I decide to be impressed as we had had such an interesting chat, but as I can’t meet at the time he suggests I decline, saying maybe another time. Nothing returns.
He’s Persistent And I’m Glad
Several days later, just as the summer gets going, I got another email proposing that we take his plane up at the weekend, as the weather is forecast to be great. HIS PLANE? And I can’t bloody go. I am committed to a friend’s wedding.
How do you write an encouraging refusal? Well, I do my best. Wow … I am being Internet stalked by a guy with his own plane … who I met on a plane. And Plane Man is a mastermind and minted.
Nothing more from Plane Man for two weeks. Not that surprising after two refusals. I decide that expecting someone to ask you out a third time is probably a bit much, so I send him a very affable invitation to dinner at a really nice restaurant in town. An acceptance arrives within minutes. Scarily keen. But I have a date. With a man with a plane. How intriguing.
First Date With A New Man
The evening of the date arrived. He was already at the pub. He stood up and, my God! He is kind, he is also tall! I had only met him sitting down on the plane, so I had not established whether my minimum height requirement of six foot two had been met.

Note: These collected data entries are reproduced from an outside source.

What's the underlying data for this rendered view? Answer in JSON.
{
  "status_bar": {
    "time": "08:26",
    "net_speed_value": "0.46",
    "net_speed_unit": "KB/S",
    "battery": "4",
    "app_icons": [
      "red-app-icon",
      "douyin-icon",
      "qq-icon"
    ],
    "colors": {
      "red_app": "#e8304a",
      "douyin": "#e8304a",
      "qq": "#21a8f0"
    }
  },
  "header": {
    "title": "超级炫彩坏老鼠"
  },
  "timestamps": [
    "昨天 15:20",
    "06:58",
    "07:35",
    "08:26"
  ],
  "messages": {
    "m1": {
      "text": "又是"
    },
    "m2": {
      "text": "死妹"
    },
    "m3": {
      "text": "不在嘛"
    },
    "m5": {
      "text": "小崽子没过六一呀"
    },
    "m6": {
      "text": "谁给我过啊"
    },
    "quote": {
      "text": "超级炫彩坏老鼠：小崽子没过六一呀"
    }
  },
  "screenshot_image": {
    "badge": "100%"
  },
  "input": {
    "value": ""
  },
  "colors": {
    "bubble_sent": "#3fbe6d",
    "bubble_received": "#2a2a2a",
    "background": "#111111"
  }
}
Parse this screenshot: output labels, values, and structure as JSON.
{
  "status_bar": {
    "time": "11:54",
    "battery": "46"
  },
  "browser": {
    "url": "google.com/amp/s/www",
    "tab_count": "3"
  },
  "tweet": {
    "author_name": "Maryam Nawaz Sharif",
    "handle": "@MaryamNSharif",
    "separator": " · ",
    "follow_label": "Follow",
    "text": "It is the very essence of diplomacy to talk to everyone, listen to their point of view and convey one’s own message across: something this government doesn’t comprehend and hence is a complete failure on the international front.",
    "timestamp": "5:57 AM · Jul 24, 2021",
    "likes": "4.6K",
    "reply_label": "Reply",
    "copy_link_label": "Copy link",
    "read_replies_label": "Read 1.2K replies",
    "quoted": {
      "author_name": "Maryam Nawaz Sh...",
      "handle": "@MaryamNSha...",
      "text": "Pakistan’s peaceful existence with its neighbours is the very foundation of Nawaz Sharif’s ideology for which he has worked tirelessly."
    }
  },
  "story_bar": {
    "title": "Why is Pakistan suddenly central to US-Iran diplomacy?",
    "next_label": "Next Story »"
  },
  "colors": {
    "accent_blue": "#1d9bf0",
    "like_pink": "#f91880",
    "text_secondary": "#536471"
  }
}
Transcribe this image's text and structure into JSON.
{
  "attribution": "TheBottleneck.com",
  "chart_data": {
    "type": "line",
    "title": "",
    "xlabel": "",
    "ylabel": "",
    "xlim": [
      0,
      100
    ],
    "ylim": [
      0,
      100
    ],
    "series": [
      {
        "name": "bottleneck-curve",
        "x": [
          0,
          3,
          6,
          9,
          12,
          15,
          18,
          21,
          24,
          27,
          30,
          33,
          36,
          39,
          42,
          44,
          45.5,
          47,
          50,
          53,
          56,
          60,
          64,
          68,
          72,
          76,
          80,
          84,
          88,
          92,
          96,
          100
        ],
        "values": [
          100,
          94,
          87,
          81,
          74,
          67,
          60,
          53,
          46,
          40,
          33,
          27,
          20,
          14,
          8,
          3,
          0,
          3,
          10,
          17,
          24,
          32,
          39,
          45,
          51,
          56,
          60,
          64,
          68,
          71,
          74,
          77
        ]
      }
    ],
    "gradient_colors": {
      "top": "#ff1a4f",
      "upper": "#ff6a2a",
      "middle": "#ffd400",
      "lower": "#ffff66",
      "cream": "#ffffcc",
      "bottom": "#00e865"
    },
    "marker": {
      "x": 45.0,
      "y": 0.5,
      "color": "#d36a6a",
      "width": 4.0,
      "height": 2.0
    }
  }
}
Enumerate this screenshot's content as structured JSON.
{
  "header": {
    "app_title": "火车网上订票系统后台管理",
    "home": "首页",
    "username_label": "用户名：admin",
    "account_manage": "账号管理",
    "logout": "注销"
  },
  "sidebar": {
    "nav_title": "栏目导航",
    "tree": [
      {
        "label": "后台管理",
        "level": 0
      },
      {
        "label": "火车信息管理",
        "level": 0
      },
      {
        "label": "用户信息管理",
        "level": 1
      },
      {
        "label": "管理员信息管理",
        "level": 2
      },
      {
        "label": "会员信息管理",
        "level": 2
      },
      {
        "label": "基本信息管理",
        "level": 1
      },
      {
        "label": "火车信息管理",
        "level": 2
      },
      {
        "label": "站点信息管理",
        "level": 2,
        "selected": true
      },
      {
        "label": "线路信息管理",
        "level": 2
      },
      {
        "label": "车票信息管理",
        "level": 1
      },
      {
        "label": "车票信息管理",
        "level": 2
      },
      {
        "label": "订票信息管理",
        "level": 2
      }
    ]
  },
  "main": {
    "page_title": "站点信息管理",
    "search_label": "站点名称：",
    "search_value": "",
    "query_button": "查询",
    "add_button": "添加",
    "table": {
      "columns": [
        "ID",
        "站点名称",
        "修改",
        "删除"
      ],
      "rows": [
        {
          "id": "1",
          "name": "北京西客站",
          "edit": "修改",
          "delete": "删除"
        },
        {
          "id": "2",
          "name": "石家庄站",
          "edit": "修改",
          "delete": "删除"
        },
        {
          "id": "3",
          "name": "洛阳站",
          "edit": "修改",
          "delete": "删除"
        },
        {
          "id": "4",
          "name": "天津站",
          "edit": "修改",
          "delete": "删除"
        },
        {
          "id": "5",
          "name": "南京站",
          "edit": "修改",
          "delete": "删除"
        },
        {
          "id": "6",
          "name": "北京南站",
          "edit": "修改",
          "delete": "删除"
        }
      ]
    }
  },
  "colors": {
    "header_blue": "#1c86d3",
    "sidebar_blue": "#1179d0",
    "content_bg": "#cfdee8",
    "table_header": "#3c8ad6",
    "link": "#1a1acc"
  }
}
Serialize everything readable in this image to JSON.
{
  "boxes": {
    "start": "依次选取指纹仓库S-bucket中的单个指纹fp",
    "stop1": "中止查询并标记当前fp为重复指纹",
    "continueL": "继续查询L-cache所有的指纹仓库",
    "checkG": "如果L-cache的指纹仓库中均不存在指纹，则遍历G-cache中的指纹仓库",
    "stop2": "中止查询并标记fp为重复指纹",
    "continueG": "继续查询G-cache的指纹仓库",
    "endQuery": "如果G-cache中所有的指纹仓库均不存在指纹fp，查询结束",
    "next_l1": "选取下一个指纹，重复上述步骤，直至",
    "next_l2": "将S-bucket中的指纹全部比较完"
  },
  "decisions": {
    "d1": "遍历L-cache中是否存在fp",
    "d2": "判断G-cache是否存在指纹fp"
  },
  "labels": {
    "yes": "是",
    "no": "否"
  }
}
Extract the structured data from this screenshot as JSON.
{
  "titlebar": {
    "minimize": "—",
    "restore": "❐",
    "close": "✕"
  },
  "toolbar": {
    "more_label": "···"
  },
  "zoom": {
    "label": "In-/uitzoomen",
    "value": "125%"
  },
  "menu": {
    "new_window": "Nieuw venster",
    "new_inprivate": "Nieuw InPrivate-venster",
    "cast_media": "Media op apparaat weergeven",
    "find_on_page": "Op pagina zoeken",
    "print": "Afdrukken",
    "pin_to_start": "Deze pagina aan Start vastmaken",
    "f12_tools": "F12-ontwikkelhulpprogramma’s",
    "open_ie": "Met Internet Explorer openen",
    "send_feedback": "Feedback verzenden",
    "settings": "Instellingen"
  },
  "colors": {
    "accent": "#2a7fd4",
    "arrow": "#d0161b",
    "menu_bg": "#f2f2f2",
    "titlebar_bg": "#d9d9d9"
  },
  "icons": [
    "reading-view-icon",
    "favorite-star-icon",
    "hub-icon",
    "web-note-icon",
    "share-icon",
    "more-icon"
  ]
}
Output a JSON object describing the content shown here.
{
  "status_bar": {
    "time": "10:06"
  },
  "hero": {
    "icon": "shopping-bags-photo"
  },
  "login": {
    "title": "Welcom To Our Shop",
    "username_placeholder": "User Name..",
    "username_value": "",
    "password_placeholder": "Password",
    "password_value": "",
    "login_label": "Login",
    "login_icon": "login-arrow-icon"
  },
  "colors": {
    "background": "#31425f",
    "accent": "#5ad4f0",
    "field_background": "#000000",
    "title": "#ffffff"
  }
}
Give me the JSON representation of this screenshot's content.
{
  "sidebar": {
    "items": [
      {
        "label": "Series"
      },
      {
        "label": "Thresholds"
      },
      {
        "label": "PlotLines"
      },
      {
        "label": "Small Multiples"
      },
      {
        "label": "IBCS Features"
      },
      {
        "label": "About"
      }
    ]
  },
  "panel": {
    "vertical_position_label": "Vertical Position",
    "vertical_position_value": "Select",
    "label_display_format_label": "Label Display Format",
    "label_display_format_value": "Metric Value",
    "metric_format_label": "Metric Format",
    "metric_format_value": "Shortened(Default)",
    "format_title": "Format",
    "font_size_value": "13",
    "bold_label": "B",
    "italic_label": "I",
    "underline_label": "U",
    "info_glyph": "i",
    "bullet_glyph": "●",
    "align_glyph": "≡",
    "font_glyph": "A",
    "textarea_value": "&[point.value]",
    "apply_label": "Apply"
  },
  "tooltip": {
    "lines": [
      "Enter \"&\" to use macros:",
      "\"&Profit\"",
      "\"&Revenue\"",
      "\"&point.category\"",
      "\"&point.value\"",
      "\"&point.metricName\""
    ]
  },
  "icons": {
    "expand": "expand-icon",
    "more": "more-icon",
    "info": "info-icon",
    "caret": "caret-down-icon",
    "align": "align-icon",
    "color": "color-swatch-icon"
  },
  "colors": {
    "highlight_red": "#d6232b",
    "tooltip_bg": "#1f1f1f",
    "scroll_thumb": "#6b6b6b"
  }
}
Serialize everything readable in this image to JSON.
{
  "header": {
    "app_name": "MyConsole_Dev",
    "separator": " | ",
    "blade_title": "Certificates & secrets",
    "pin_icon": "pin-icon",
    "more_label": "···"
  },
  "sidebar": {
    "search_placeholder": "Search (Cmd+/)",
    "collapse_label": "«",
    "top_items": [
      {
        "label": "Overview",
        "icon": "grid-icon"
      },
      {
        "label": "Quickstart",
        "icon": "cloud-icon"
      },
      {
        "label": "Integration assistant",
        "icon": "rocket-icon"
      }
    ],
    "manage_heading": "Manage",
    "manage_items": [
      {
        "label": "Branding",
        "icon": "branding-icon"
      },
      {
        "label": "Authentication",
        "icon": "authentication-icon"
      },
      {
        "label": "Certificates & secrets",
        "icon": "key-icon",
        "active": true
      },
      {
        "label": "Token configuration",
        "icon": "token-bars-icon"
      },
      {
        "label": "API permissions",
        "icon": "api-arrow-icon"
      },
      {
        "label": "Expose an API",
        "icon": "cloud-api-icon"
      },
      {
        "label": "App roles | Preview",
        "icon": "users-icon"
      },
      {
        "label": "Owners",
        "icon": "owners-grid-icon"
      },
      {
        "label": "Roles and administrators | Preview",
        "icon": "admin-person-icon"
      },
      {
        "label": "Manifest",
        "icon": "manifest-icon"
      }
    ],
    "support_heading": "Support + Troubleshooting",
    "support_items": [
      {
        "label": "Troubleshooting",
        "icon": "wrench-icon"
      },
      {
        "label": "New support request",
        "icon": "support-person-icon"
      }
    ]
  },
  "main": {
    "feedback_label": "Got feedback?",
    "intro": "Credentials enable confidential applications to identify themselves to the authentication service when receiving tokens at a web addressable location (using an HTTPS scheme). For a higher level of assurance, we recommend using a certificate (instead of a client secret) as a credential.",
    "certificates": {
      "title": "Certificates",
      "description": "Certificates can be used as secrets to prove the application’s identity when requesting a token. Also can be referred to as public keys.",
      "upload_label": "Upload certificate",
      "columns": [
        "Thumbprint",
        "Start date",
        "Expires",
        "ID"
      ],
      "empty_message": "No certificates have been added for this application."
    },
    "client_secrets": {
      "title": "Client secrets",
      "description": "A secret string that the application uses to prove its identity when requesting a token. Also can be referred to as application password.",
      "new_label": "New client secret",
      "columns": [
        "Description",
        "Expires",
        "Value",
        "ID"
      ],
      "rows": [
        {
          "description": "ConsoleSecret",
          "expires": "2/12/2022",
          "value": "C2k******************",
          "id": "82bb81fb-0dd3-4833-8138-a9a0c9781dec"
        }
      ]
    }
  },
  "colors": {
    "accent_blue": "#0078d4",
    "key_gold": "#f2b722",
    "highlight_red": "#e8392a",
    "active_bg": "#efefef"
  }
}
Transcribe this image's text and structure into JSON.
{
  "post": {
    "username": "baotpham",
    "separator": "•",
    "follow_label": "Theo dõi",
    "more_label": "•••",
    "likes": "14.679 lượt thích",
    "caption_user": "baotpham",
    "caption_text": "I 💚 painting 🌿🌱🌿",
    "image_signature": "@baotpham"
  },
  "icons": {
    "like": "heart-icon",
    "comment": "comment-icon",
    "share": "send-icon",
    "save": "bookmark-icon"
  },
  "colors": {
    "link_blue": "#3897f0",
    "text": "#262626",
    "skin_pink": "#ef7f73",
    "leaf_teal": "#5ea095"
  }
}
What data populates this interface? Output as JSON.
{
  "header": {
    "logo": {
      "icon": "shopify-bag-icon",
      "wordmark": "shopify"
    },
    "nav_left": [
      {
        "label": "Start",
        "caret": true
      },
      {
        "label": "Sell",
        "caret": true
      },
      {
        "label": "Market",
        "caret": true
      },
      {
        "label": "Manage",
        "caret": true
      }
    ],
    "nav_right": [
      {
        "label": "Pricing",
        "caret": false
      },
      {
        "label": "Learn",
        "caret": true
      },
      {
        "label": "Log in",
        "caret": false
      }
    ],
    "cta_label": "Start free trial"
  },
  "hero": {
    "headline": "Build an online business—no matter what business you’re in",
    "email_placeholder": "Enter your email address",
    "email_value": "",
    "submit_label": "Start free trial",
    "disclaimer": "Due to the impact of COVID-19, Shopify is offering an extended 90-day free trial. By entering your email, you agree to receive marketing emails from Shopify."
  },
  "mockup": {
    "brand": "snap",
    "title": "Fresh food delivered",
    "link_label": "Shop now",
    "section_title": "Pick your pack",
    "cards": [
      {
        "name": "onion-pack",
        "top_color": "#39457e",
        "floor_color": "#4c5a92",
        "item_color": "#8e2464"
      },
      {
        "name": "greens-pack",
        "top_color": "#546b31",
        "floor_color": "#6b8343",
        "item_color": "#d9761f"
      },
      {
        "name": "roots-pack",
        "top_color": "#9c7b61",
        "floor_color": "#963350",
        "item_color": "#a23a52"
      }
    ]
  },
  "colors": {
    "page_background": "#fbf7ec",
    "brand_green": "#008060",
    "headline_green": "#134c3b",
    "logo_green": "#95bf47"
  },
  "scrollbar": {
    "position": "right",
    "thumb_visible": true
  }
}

Like most first dinner dates, it’s really all about exchanging information. He is an amazing and interesting man. His mum died when he was born, and he had a very poor upbringing with a single father. He got into grammar school and was top of the class, but had to go to work at 18 rather than university as it simply couldn’t be afforded.
He had always longed to be a teacher, but decided he wanted to make money first. He worked for a big corporation and was relocated to Atlanta. He opened his own tech firm there, which he sold 10 years later. Divorced, three sons, one long relationship since.
He is also interested in me and what I do, and he makes very good conversation. He accuses me of playing hard to get. I riposte: “I’m not playing, I am hard to get”. (Rather pleased with that one, actually, as I usually think of smart replies on my way home!)
He treats the staff at the pub very nicely, a key indicator of good-egg-dom in my book. It is, by all definitions, a good first date.
Despite my belief that it never happens, I am gobsmacked that I seem to have met a nice man in real life. OK, it’s one date. But he looks like a catch, so I’ll take it.
I don’t know if there is a lesson in this. Maybe to be always open to the odd chat, with the odd bloke, in the odd situation.
I do know that you are more likely to meet and date a random stranger than any one of your friends will introduce you to anyone. After two years apart from my husband, not a dickie-bird on the introductions. You are on your own. That much I know.